During the fall, my bike had fallen on top of me. My right hand was crunching like a packet of crisps – that was a definite sign it was broken. My thumb was also pointing in the wrong direction. I banged my thumb on the handle bar to pop it back into place. Then I got back on the bike and carried on. All that was because of adrenalin… all the things you had sacrificed to be able to do this. My mind was whirring away as I rode along… It was gutting. I felt I’d let everyone down. Very dark moment for me, sitting on the bike and riding all that afternoon.
By the time I got to Tan Tan, after six hours of driving, my hands were like balloons. I broke them at 12pm and didn’t get into the medical tent until 10.30pm at night. When the doctor cut off my gloves, my team mate Simon Pavey, who has done the Dakar six or seven times before and seen many people injured, said: “Oh my god, that’s disgusting” and left.
I remember ringing my wife Ollie and saying “I’m okay, but I’m out of the rally”. She said her first thought was, “Thank god for that, at least I can sleep tonight.” It’s then you realise what you’re doing to your family. It is dangerous and people do die on that race.
The One With The Best Scenery
Best scenery would have been Mongolia. The barrenness of Mongolia. It’s incredibly beautiful. Wild horses, beautiful lakes… If you want real wilderness where man hasn’t got hold of it yet.
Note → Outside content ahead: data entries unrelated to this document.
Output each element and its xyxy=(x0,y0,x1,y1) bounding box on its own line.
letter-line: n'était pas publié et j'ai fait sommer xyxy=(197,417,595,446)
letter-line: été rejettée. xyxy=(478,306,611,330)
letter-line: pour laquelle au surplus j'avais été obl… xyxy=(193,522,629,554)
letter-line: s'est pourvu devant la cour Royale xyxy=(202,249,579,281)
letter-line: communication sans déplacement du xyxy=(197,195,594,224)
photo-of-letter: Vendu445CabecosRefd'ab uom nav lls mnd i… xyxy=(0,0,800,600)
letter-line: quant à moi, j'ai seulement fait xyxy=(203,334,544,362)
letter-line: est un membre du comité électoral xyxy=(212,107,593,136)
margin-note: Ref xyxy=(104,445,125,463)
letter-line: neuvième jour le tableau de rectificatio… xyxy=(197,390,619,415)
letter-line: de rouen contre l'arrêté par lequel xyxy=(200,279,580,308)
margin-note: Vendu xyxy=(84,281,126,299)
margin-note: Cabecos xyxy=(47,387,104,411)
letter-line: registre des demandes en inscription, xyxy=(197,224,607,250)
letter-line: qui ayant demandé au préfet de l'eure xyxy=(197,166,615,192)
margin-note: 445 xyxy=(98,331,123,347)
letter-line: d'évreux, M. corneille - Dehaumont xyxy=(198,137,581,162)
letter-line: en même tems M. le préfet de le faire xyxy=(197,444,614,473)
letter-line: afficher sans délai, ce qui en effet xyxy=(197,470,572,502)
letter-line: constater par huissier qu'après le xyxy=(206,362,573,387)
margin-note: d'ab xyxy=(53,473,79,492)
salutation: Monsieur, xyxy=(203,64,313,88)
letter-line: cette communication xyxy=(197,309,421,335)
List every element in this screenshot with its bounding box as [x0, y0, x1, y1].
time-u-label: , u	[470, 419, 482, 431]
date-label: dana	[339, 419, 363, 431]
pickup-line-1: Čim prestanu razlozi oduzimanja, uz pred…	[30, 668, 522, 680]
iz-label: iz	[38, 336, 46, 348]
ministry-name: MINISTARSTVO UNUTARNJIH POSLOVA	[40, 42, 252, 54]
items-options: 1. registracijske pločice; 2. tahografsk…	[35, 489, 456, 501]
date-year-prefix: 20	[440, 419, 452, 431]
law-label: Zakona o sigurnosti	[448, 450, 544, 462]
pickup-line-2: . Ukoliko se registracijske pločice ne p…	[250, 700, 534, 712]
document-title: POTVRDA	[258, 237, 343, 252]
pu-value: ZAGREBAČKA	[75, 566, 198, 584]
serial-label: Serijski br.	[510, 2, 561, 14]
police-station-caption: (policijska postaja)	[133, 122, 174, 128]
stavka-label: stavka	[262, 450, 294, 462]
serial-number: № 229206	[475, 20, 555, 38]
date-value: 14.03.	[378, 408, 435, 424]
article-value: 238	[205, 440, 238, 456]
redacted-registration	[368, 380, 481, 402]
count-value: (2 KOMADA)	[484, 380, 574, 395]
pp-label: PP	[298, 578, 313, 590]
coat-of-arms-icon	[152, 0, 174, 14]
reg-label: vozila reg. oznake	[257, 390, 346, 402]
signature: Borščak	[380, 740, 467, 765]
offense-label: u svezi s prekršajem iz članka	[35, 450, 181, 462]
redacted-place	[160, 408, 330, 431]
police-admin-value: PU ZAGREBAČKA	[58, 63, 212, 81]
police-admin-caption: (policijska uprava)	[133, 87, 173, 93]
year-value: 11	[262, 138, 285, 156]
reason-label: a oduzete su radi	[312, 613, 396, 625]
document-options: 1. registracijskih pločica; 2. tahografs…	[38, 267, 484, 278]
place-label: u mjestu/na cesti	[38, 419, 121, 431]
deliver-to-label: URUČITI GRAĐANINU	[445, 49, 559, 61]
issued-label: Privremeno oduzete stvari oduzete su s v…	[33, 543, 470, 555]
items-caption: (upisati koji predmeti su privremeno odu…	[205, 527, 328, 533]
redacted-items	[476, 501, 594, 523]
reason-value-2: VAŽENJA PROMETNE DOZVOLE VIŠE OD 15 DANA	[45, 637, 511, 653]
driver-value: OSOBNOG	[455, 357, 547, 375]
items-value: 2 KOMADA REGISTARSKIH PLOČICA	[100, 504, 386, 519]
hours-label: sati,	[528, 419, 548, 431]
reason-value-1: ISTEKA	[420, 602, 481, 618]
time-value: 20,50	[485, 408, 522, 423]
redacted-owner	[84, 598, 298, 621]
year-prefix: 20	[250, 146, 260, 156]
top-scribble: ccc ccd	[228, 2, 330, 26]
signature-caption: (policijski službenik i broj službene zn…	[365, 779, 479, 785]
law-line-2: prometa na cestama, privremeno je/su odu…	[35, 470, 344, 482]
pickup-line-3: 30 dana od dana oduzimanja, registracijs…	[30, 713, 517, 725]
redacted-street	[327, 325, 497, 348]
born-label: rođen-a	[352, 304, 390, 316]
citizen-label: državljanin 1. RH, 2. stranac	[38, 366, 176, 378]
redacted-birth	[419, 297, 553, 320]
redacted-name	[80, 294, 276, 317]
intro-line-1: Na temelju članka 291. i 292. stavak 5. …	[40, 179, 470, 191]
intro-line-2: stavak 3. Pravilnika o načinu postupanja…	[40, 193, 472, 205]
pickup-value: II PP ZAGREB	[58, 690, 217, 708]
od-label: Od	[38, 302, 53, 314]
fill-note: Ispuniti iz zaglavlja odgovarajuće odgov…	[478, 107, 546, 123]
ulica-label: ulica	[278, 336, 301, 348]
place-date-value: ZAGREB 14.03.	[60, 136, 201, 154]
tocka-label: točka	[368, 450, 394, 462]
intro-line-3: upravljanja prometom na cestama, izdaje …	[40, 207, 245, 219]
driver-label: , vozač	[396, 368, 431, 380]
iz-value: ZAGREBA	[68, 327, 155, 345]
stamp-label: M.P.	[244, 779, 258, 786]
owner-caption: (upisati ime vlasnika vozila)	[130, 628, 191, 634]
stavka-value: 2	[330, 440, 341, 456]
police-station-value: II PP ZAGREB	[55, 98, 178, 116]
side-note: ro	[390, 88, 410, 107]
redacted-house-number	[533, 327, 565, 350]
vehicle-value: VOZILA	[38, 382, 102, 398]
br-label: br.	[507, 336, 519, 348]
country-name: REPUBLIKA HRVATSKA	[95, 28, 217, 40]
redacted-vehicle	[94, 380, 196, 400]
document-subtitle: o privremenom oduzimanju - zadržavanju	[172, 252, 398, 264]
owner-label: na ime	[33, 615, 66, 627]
It was amazing going through this tiny border in Russia, then riding out into Mongolia and spying this really lunar landscape… Always takes a day or two to get used to a country as you drive through them. When you go from one country to another, the colour of the tarmac changes, white lines change, the signpost colours changes, the costumes change, the architecture changes… Sometimes the ride through Europe is less interesting. But when you go from Russia to Mongolia and you go from Sudan into Ethiopia – the differences are mind-blowing. It just changes on a line, on a piece of paper.
The One With The Most Challenging Roads
The most challenging place on a motorbike is Egypt. Just because the drivers are quite enthusiastic. You had trucks coming up the fast lane on the motorways in the wrong direction – all sorts of just random things. Every hour you would have a near miss. But then you see the most amazing things in Egypt as well. I was following this bus on the big main road. It was absolutely packed. There were people sitting on the top and there was packaging all over the truck. And there was this guy sat on the top serving mint tea down to the passengers below. He was hanging off the side of the truck passing mint tea into his customers. You see the most amazing things. Although the Egyptian roads were challenging to ride, the country was incredibly colourful and interesting to see.
The One I’ll Do Next
At the moment I’m talking to Triumph and Channel 5 about a TV programme [rumoured to be called the Long Way Up with Ewan McGregor] on the Pan-American Highway that goes from Anchorage in Alaska to Terra del Fuego in South America. John Blashford-Snell completed it in a Range Rover in 1972 and now we’re going to attempt it by bike. The toughest part will be the Darien Gap in Panama. There are no roads, bridges or tracks. And within the Gap are crocodile infested swamps, rebel fighter areas and mosquitoes. It’s going to be tough. It took Blashford-Snell 100 days to cross the Gap, we’re hoping to do it a little faster.